OT: Friday Python Puzzler #1

Hello everyone!

I thought it might be a fun Friday diversion to try and find some of Python's quirkier behaviours and try to figure them out. Heck, you never know, it might even be useful for future reference...

So, I think this one people might already be familiar with, but let's see. Closures in Python are a really handy way to make factories for other functions and cool stuff like that. But due to some quirks of the Python language definition, they don't always do what you'd expect.

What would you expect this to do?

functions = []
for i in xrange(10):
    def inner():
        return i
print ", ".join(str(func()) for func in functions)

Now try executing it... Did it produce what you expected? If not, can you figure out why not?

Incidentally, you should find the safe effect in the following more concise version:

functions = [(lambda: i) for i in xrange(5)]
print ", ".join(str(func()) for func in functions)

However, this one seems to behave a bit more intuitively:

functions = ((lambda: i) for i in xrange(5))
print ", ".join(str(func()) for func in functions)

Why is that?

that last one is definitely unexpected! Something to do how tuple comprehensions work, and the fact that tuples are immutable? flummoxed.

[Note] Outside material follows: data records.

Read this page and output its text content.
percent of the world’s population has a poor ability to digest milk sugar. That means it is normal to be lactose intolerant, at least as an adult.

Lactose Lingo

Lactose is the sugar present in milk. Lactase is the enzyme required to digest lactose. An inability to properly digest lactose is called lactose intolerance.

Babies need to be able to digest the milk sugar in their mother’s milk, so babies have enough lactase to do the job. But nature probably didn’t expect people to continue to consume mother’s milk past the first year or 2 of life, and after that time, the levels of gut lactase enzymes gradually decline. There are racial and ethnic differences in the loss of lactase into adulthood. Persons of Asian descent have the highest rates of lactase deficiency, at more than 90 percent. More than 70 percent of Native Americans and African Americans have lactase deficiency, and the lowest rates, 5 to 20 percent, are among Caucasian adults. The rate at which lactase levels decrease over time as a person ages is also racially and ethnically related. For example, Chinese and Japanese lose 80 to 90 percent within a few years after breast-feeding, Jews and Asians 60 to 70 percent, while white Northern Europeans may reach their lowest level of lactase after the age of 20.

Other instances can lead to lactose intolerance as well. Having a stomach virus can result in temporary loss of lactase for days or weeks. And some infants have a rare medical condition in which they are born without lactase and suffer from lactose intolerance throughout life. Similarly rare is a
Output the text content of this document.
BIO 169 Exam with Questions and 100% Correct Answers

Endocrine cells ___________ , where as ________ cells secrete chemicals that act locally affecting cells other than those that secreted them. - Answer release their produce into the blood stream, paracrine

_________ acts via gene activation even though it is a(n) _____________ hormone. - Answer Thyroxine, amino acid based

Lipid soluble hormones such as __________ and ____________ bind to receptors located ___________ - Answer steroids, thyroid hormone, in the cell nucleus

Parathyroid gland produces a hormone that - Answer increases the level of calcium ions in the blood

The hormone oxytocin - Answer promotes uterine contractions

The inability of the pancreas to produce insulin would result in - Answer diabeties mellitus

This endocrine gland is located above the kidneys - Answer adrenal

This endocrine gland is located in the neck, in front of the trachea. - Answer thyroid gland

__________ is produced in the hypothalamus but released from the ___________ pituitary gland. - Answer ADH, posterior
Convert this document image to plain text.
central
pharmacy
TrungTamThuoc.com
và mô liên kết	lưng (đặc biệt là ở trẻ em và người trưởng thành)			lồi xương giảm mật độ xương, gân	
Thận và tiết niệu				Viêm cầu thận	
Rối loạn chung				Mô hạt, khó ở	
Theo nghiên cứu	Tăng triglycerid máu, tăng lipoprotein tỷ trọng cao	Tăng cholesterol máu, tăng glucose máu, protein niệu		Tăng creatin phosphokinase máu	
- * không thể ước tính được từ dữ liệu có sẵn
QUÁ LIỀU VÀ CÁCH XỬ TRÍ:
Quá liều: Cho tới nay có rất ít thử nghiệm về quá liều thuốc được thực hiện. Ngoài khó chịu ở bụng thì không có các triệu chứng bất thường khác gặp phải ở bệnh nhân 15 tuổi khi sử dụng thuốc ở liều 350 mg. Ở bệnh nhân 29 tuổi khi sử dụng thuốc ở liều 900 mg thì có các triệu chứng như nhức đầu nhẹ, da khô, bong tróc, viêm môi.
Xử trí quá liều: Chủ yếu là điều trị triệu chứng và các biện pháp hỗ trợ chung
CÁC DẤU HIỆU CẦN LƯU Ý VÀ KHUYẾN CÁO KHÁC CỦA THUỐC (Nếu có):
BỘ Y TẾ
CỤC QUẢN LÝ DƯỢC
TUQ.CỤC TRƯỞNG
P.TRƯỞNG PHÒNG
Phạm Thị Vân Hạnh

I'll post the full explanation later today in case anybody else wants to hazard an answer, but it's not related to the immutability of tuples. In fact, don't think of that last expression as a "tuple comprehension" at all but a "generator comprehension".

OK, for anybody who's interested here's briefly what's going on...

Python is essentially a lexically scoped language where for any given function there are effectively three classes of scope:

  • Local scope (i.e. within the current function).
  • Enclosing scope (i.e. within the enclosing function, if any).
  • Global scope (i.e. defined at the module level).

This is ignoring a couple of warts such as classes, which have their own scope which is more or less unconnected from other scopes, and the builtin scope, where all the language builtins live.

So, while a function is executing if you refer to a variable then it's searched first in the local scope, then in each enclosing scope in turn and finally in the global scope. The first match is always used. The other wrinkle to note is that when a function is defined, it stores a reference to its enclosing scope to make sure they don't disappear if the enclosing function terminates - the technical term for this is a closure. It's what allows things like this to work:

def create_adder_function(add_amount):
    def inner_func(arg):
        return arg + add_amount
    return inner_func
my_add_5_func = create_adder_function(5)
# This will print '22'
print my_add_5_func(17)

The key point to note here is that in Python (unlike some other lexically scoped languages) only a function introduces its own scope and not constructs such as for loops. This means that when you create a closure, you're just getting a reference to the enclosing scope. In the code in my first post, each of the functions defined in the loop ends up getting a reference to the same enclosing scope - in that example, the global scope, but it would work the same way within a function. This is because each repetition around the loop does not create its own scope, it merely executes in the local scope of the current function (or the global scope in that particular case).

This means that when the lambda expressions are executed and refer to the variable i, they're all referring to the same i in the current scope and hence they all get the same value. If the inner function had been defined in a wrapper function as in my adding example just above, everything would work fine. This is because the wrapper function would be called each time, hence creating a new closure and a new instance of the counter variable. But in a for loop no new closure, hence all the same value.

Finally, the question as to why the final code snippet works. This is because the round-bracket version of the list comprehension declares a generator expression which is lazily evaluated. Therefore, when functions is defined in that example nothing has actually been evaluated - the xrange generator expression is ready to generate integers, but it hasn't done yet.

When the second line then evaluates all the functions, the generator expression starts iterating through the xrange one item at a time. Importantly, the lambda expressions are being created and evaluated at the same time and hence the variable i has the value you'd expect each time. The problem comes when you create all the closures first, and then evaluate the functions.

I'm not sure how good a job I did of explaining that, if anybody's curious feel free to ask. You might also read the blog post I did about this earlier this week.


By the way, thinking about closures as references to scopes as opposed to "freeze-frames" of values makes some things easier to understand. For example, the following Python 3 code:

def outer():
    x = 1
    def increment():
        nonlocal x
        x += 1
        return x
    def double():
        nonlocal x
        x *= 2
        return x
    return (increment, double)

inc, doub = outer()
print inc()
print doub()
print inc()
print doub()

If you execute this (with python3 of course) then you'll see that both inner functions are sharing and modifying the same closure - they don't each have their own copy.